Profil Brigjen Pol I Made Sukawijaya, Putra Jembrana yang Dipercaya Jabat Dirpolair Korpolairud Polri
Jakarta – Kepolisian Negara Republik Indonesia (Polri) kembali melakukan mutasi besar-besaran terhadap puluhan perwira tinggi (Pati) dan perwira menengah (Pamen) pada awal 2026. Mutasi tersebut tertuang dalam dua surat telegram, yakni ST/99/I/KEP./2026 tertanggal 15 Januari 2026 dan ST/143/I/KEP./2026 tertanggal 22 Januari 2026.
Kebijakan ini menjadi bagian dari strategi Polri dalam menyegarkan organisasi sekaligus memperkuat soliditas kepemimpinan dalam menghadapi dinamika tugas yang semakin kompleks, khususnya di bidang keamanan nasional.
Di tengah mutasi tersebut, I Made Sukawijaya menjadi salah satu sosok yang mendapat perhatian.
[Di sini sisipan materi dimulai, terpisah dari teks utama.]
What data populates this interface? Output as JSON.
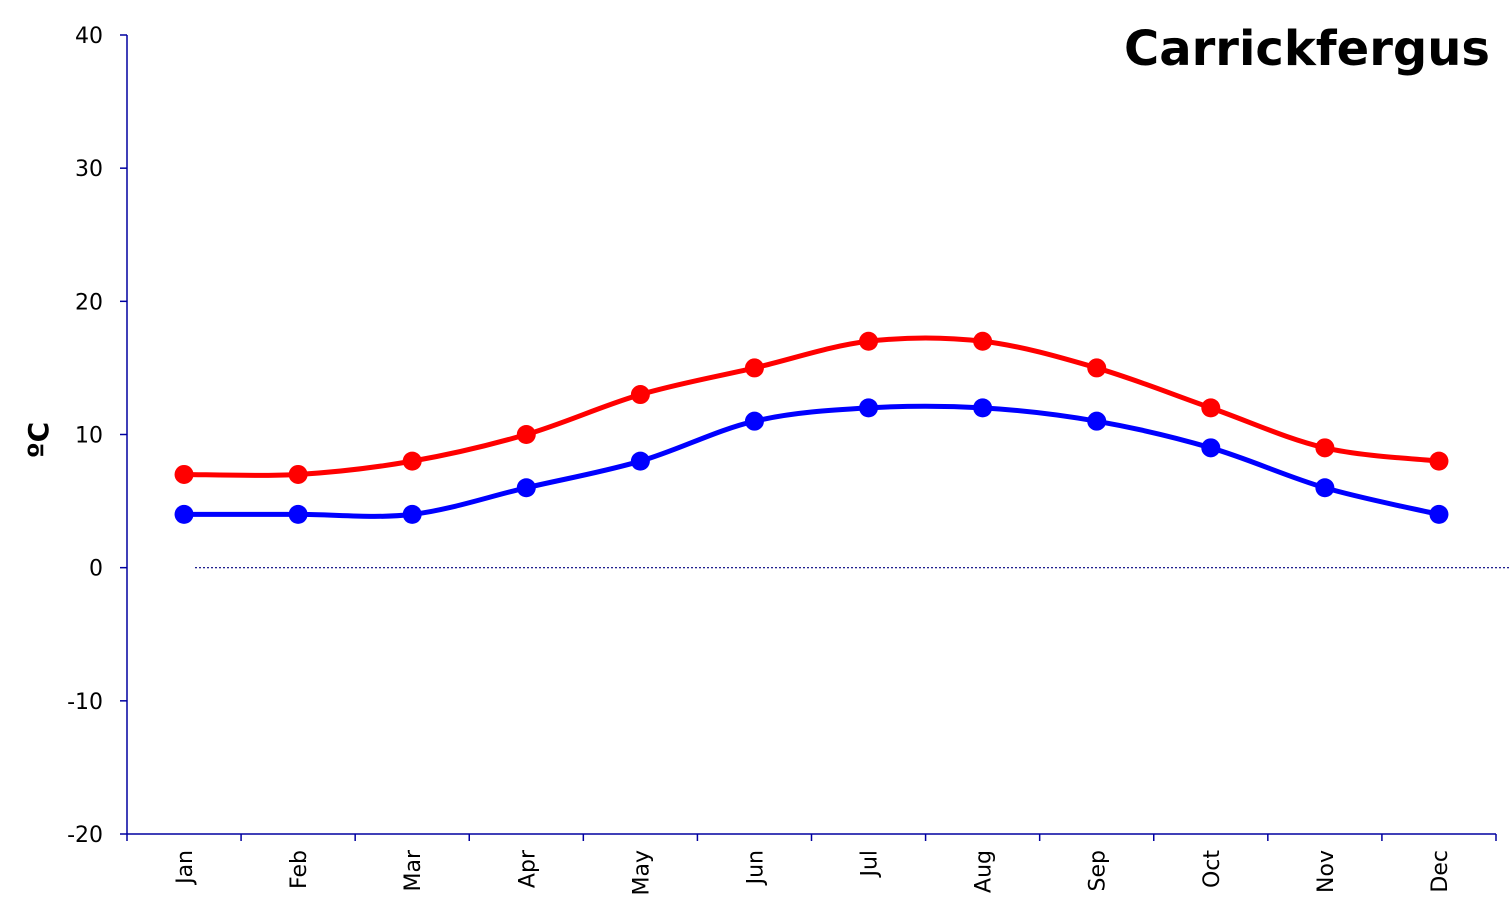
{
  "chart_data": {
    "type": "line",
    "title": "Carrickfergus",
    "ylabel": "ºC",
    "xlabel": "",
    "ylim": [
      -20,
      40
    ],
    "yticks": [
      -20,
      -10,
      0,
      10,
      20,
      30,
      40
    ],
    "categories": [
      "Jan",
      "Feb",
      "Mar",
      "Apr",
      "May",
      "Jun",
      "Jul",
      "Aug",
      "Sep",
      "Oct",
      "Nov",
      "Dec"
    ],
    "zero_line": true,
    "series": [
      {
        "color": "#ff0000",
        "values": [
          7,
          7,
          8,
          10,
          13,
          15,
          17,
          17,
          15,
          12,
          9,
          8
        ]
      },
      {
        "color": "#0000ff",
        "values": [
          4,
          4,
          4,
          6,
          8,
          11,
          12,
          12,
          11,
          9,
          6,
          4
        ]
      }
    ]
  }
}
Perwira tinggi lulusan Akademi Kepolisian (Akpol) 1997 Batalyon Wira Pratama ini dipercaya menjabat sebagai Direktur Kepolisian Perairan (Dirpolair) pada Korps Kepolisian Perairan dan Udara (Korpolairud), yang berada di bawah Badan Pemelihara Keamanan (Baharkam) Polri.
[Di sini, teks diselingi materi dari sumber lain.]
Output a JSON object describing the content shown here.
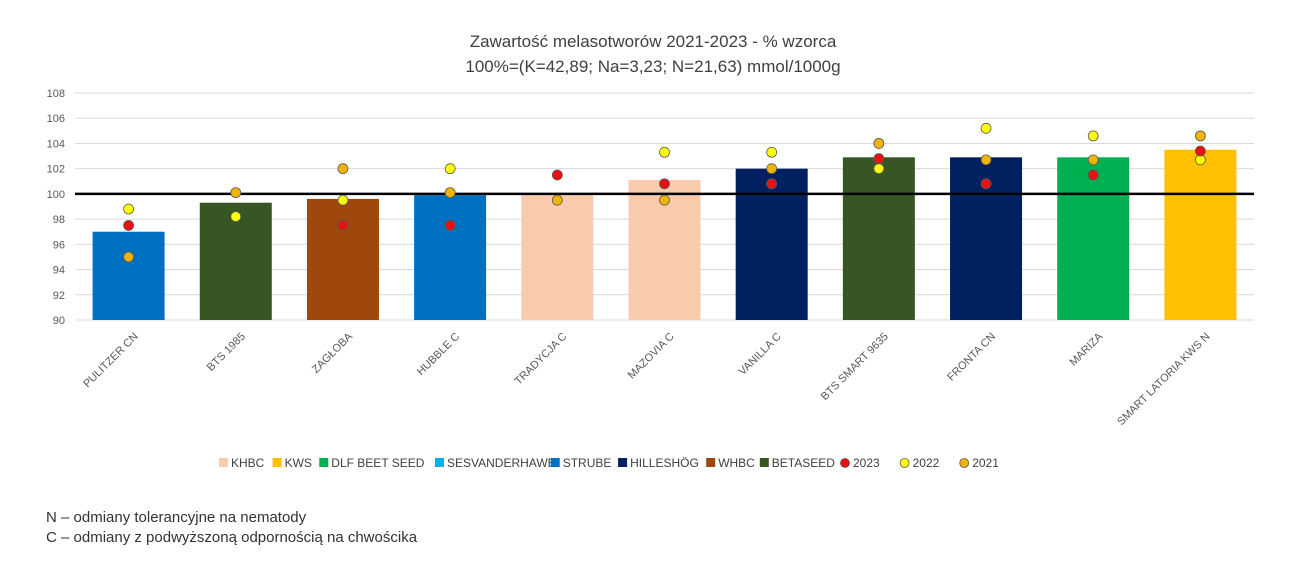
{
  "chart_data": {
    "type": "bar",
    "title": "Zawartość melasotworów 2021-2023 - % wzorca",
    "subtitle": "100%=(K=42,89; Na=3,23; N=21,63) mmol/1000g",
    "ylim": [
      90,
      108
    ],
    "yticks": [
      90,
      92,
      94,
      96,
      98,
      100,
      102,
      104,
      106,
      108
    ],
    "reference_line": 100,
    "grid": true,
    "legend_position": "bottom",
    "categories": [
      "PULITZER CN",
      "BTS 1985",
      "ZAGŁOBA",
      "HUBBLE C",
      "TRADYCJA C",
      "MAZOVIA C",
      "VANILLA C",
      "BTS SMART 9635",
      "FRONTA CN",
      "MARIZA",
      "SMART LATORIA KWS N"
    ],
    "bar_group": [
      "STRUBE",
      "BETASEED",
      "WHBC",
      "STRUBE",
      "KHBC",
      "KHBC",
      "HILLESHÖG",
      "BETASEED",
      "HILLESHÖG",
      "DLF BEET SEED",
      "KWS"
    ],
    "values": [
      97.0,
      99.3,
      99.6,
      99.9,
      99.9,
      101.1,
      102.0,
      102.9,
      102.9,
      102.9,
      103.5
    ],
    "bar_legend": [
      {
        "name": "KHBC",
        "color": "#F8CBAD"
      },
      {
        "name": "KWS",
        "color": "#FFC000"
      },
      {
        "name": "DLF BEET SEED",
        "color": "#00B050"
      },
      {
        "name": "SESVANDERHAWE",
        "color": "#00B0F0"
      },
      {
        "name": "STRUBE",
        "color": "#0070C0"
      },
      {
        "name": "HILLESHÖG",
        "color": "#002060"
      },
      {
        "name": "WHBC",
        "color": "#9E480E"
      },
      {
        "name": "BETASEED",
        "color": "#375623"
      }
    ],
    "series": [
      {
        "name": "2023",
        "color": "#E81010",
        "values": [
          97.5,
          null,
          97.5,
          97.5,
          101.5,
          100.8,
          100.8,
          102.8,
          100.8,
          101.5,
          103.4
        ]
      },
      {
        "name": "2022",
        "color": "#FFFF00",
        "values": [
          98.8,
          98.2,
          99.5,
          null,
          null,
          103.3,
          103.3,
          102.0,
          105.2,
          104.6,
          102.7
        ]
      },
      {
        "name": "2021",
        "color": "#F0B400",
        "values": [
          95.0,
          100.1,
          102.0,
          100.1,
          99.5,
          99.5,
          102.0,
          104.0,
          102.7,
          102.7,
          104.6
        ]
      }
    ]
  },
  "series_2022_hubble": 102.0,
  "footnotes": [
    "N – odmiany tolerancyjne na nematody",
    "C – odmiany z podwyższoną odpornością na chwościka"
  ]
}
Jabatan Dirpolair memiliki peran strategis dalam menjaga keamanan dan penegakan hukum di wilayah perairan Indonesia yang memiliki kompleksitas tinggi. Tanggung jawab tersebut mencakup pengendalian patroli laut, penanganan kejahatan maritim seperti illegal fishing dan penyelundupan, hingga penguatan koordinasi lintas instansi.
Penunjukan Sukawijaya dinilai bukan tanpa dasar. Ia sebelumnya dikenal saat menjabat sebagai Kepala Kepolisian Resor (Kapolres) Buleleng, wilayah dengan karakter geografis pesisir serta dinamika kamtibmas yang beragam. Dalam masa kepemimpinannya, ia menekankan disiplin, profesionalisme, dan peningkatan kualitas pelayanan publik.
Pengalaman memimpin satuan kewilayahan tersebut menjadi modal strategis saat ia kini bertugas di tingkat pusat. Di Korpolairud, ia dihadapkan pada tantangan pengelolaan operasi kepolisian perairan yang tidak hanya menuntut ketegasan, tetapi juga adaptasi terhadap perkembangan teknologi informasi dan komunikasi.
Rekam Jejak Karier
Perjalanan karier Sukawijaya menunjukkan konsistensi pengabdian di bidang kepolisian perairan. Pada 2010, ia menjabat sebagai Komandan Kapal A2-1 di Direktorat Kepolisian Perairan (Ditpolair) Korpolairud Baharkam Polri, yang menjadi fondasi pengalaman operasional lautnya.
Kariernya berlanjut pada 2012 di Kepolisian Daerah (Polda) Kepulauan Riau sebagai Pamen, sebelum dipercaya sebagai Kepala Satuan Patroli (Kasatrol) Ditpolair. Dalam posisi ini, ia berperan aktif dalam menjaga keamanan wilayah perairan strategis yang rawan pelanggaran lintas batas.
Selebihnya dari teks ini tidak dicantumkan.